Research team members David Cohen and Steven Kevan, both from the University of Oregon, and Janet Tate, from Oregon State University, are leading a team interested in developing ways to use nanometer-sized objects to more efficiently harvest light.
The functioning of a solar cell involves two steps: absorption of sunlight to produce free charged carriers, and the transport of those carriers out of the device to serve as a source of electrical energy. The efficiency of a solar cell depends on both of these steps: how many free carriers are generated inside the device for a given amount of sunlight, and the fidelity with which the carriers are transmitted through the device and into the external world.
This Oregon BEST research project is designed to separate these steps and to optimize them independently. The researchers embed light harvesting, nanometer-sized objects in a carrier-transporting host. Because the light harvesters can be optimized for different portions of the solar spectrum, when the carriers produced in these harvesters enter the host, they will have substantial energy.
“Our primary goal is to capture this energy by a process called impact ionization, wherein the excess energy of those carriers is transformed in a concerted fashion to produce more free carriers,” says Kevan. “This is a sort of amplification or gain that is designed into the material. If all the extra carriers produced in this fashion can be collected, the efficiency of the solar cell will be correspondingly increased.”
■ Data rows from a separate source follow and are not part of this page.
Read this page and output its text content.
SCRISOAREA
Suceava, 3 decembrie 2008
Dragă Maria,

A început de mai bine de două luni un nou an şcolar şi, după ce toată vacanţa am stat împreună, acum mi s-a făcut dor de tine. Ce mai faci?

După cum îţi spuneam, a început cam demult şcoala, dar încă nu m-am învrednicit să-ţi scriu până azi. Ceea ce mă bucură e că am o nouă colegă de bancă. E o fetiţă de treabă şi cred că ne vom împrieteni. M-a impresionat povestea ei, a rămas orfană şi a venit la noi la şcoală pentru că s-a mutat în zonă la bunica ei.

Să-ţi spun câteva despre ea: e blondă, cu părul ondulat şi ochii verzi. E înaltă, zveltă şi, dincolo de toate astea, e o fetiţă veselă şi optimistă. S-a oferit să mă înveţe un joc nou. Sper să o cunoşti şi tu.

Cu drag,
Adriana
The researchers say the key material ingredient of this approach is the junction between the harvesters and the host, so a wide range of techniques will be used to synthesize, optimize, measure, analyze, and model the interfaces in these complex, composite photovoltaic materials.
As these Oregon BEST researchers continue to improve solar cell efficiency, Oregon’s reputation as a state that invests in renewable energy research and education continues to grow, which ultimately brings new companies and jobs to Oregon.